Nach § 7 Abs. 4 StVO ist am Ende eines Fahrstreifens den am Weiterfahren gehinderten Fahrzeugen der Übergang auf den benachbarten Fahrstreifen im Wechsel zu ermöglichen.Dass dabei immer mal wieder Probleme auftreten und Unfälle passieren, weil „der Idiot rechts mich nicht reinlassen wollte“, kennt jeder, der des Öfteren mit dem Auto unterwegs ist. Wer aber meint, bei einem Spurwechsel im Reißverschluß ein Vorfahrtsrecht zu haben, der irrt. Das Landgericht Hamburg (Urteil vom 07.05.2019, 323 O 218/18) hat in einem Urteil vom 07.05.2019 klargestellt, dass für Unfälle im Zusammenhang mit dem Reißverschluß dieselben Beweisregeln gelten, wie für sonstige Spurwechsler-Unfälle.

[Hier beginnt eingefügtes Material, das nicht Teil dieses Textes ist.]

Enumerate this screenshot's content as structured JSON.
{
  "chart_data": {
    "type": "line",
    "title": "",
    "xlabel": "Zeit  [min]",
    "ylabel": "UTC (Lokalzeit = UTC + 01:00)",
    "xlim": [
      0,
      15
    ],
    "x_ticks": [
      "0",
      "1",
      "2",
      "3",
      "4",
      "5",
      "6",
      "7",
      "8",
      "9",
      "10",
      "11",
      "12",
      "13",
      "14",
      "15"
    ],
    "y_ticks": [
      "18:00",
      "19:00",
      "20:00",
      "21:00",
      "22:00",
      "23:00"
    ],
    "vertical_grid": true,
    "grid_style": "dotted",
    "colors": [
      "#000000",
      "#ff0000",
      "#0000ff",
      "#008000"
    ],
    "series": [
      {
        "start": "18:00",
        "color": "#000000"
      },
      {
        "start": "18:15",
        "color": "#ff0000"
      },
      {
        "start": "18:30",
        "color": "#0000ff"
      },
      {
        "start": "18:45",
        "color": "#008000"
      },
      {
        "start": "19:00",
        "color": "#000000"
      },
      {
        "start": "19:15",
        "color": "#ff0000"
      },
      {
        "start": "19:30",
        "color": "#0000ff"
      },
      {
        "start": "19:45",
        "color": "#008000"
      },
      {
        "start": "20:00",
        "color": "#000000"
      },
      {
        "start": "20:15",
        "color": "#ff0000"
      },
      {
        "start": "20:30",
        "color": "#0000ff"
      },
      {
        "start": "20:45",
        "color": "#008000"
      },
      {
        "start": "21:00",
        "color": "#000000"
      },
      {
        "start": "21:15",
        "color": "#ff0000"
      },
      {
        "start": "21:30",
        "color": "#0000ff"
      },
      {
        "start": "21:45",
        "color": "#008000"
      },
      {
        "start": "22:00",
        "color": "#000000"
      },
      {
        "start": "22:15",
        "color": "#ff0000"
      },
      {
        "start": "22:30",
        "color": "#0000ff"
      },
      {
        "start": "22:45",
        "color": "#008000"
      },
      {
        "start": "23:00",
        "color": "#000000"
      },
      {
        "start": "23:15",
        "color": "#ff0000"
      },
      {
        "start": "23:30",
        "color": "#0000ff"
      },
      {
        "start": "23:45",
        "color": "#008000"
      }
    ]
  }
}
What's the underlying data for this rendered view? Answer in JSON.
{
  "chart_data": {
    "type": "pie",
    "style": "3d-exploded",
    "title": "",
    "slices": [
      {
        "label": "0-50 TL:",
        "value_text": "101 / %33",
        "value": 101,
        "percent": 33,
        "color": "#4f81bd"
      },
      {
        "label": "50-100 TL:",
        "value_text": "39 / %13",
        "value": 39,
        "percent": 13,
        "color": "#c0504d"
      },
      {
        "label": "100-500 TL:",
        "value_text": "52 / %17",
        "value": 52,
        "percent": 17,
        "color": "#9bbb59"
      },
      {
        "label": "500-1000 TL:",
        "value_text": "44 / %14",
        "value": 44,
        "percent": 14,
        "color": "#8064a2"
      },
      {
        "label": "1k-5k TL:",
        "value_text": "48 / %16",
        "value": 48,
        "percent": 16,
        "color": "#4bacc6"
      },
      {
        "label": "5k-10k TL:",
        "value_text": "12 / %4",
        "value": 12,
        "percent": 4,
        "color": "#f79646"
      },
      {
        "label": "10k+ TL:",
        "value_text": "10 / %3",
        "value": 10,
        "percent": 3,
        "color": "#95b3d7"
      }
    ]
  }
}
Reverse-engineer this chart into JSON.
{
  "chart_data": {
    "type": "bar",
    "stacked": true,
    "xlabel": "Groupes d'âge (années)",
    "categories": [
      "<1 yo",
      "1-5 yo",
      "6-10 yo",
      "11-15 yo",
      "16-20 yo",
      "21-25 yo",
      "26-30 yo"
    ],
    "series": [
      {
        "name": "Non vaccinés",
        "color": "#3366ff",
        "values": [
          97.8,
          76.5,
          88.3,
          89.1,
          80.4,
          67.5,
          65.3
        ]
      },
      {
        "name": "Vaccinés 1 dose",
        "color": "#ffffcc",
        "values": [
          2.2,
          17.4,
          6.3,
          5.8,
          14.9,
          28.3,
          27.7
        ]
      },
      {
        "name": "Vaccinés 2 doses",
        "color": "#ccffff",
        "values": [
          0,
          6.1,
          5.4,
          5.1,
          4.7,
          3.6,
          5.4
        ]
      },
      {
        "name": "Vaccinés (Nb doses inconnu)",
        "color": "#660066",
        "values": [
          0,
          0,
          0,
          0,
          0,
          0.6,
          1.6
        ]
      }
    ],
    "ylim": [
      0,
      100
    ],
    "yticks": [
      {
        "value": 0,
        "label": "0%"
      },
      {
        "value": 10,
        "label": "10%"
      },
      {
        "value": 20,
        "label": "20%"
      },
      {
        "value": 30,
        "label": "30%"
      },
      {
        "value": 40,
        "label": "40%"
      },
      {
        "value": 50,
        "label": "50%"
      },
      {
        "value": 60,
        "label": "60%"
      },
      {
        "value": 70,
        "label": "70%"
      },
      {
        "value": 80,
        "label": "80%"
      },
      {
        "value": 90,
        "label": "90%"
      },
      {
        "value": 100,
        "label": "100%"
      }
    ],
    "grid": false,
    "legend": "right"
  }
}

Auch wer im Reißverschlußverfahren die Spur wechsele dürfe nicht darauf vertrauen, dass ihm das ermöglicht werde. Grundsätzlich habe trotz Reißverschlußanordnung der auf dem durchgehenden Fahrstreifen Fahrende weiterhin Vortritt. Der Wechsler müsse rechtzeitig den bevorstehenden Fahrstreifenwechsel anzeigen und sich durch Rückschau und Schulterblick vergewissern, dass ihm der Spurwechsel tatsächlich ermöglicht wird. Komme es zu einem Unfall, spreche der Anscheinsbeweis stets dafür, dass der Spurwechsler diese Sorgfaltspflichten nicht beachtet habe. Kann der Wechsler seinerseits nun den Gegenbeweis nicht führen, haftet er jedenfalls mindestens weit überwiegend für den Schaden des anderen und erhält höchstens einen geringen Teil seines Schadens vom anderen ersetzt.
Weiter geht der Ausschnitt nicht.